ЛЕВАШОВ (торопливо). Конечно, вас простят, если вы…

НИКОЛАЙ (грустно). Я не волен прощать. Ты виноват перед народом. А хочешь, я как брату тебе скажу. хочешь? Скажу тебе, что, может быть. (Пауза.) Мне ведь тоже это все. (проводит ребром ладони по горлу). Или ты думаешь, я страданий России не вижу? (Шепотом, на Левашова.) Или вот этот… Ну что он? Ведь я их всех постепенно убрать должен. Они не могут… уже не могут… Аракчеев? Вон, вон! Честных, чистых людей – к управлению! Чтобы благоденствие… А мне… Много ли мне надо?..

КОНОВНИЦЫН. Боже мой.

НИКОЛАЙ. Поторопились вы. Ах, как вы поторопились! А сознайся, ваши-то считали меня тираном? Считали? (Смеется.) Голову повесил! Считали, считали! А похож я на тирана? Ну, взгляни, похож? А? И цареубийство замышляли.

КОНОВНИЦЫН (со стыдом). Замышляли.

НИКОЛАЙ. Вот видишь. Эх, вы… (Пауза.) Но я рад. Я рад, что ты меня понял. Я молод. Вместе бы нам горы сворачивать! Ну, что бы потерпеть немного, а? Ты библиотеку мою видел? Вольтера, Руссо? Покойный государь этих авторов не очень жаловал.»

Сразу же после беседы Николай доверительно поясняет Левашову: «Это люди не простые, генерал. С ними нужна метода. Этого – в крепость. В железа. Глаз с него не спускать». И – матери, вдовствующей императрице: «А теперь я хочу смотреть, как они извиваются. Как они боятся».
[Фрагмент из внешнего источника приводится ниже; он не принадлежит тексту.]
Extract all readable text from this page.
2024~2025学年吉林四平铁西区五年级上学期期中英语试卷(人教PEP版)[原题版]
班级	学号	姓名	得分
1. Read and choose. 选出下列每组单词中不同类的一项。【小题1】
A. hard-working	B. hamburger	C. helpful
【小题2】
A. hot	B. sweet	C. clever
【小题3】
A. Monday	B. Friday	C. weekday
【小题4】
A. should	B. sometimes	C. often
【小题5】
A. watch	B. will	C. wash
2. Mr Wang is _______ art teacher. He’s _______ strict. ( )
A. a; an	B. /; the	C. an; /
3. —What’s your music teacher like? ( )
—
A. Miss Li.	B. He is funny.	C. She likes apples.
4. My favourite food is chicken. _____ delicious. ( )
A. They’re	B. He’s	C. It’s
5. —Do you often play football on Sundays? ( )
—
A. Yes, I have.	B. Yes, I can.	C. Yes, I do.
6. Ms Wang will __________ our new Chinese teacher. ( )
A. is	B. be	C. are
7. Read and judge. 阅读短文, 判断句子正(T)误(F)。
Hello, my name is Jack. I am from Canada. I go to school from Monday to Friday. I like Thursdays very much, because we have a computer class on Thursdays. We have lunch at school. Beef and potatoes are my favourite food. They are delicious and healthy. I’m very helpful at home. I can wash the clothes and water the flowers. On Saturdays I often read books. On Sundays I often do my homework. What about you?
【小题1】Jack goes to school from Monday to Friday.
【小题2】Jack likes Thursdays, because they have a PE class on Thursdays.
Параллель со стихами о Павле Первом опознается немедленно: «Жандармов всех пошлем к чертям, мне самому они приелись, я поведу вас сам, я сам!» Но как далека эта язвительная пьеса от стихотворения, написанного всего за три года до нее! Во времена «Павла» автор еще мог допустить, что власть желала бы пойти навстречу обществу, да ей мешают. В 1965 году он уже не сомневается: любые разговоры о либеральных намерениях маскируют новую методику сыска.

Формально главный герой «Глотка свободы» – строгий и гордый Михаил Бестужев (в спектакле Корогодского – Николай Иванов), но как раз его линия бледна: Окуджава намеренно обрисовывает его скупо. После разгрома восстания Бестужев задумывает бежать в Финляндию, но, передумав, остается в Петербурге и добровольно сдается жандармам. (Окуджава опирался на мемуары самого Бестужева, в них все выглядит прозаичнее – он чуть было не уехал, но улицы были полны патрулей, и пропускали только по специальной записке от коменданта; ее у Бестужева не было, и он, уже переодетый в ямщицкий армяк, с наклеенной бородой, сдался, когда его дом осадили. У Окуджавы он принимает решение сам – и сдается в парадном мундире, презрев маскарад.) Иное дело – Николай (в спектакле 1967 года его с блеском играл молодой Георгий Тараторкин): тут автор не пожалел красок. Это важнейший для Окуджавы персонаж – умный, артистичный, стремительно обучающийся царствовать, отлично знающий цену своему окружению, проходящий на протяжении пьесы огромный путь от напуганного наследника до уверенного и властного самодержца. Бестужев – единственный, с кем его уловки не проходят. При попытке заговорить с ним запанибрата и склонить к откровенности Бестужев демонстративно садится в присутствии императора, а потом отказывается отвечать ему. Это предостережение от благонамеренного доносительства, доверчивого сотрудничества и подобострастного умиления обращено к тем, кому очень скоро придется разговаривать с властью напрямую и отвечать на те же вопросы: как вы посмели… как могли… чего вам не хватало…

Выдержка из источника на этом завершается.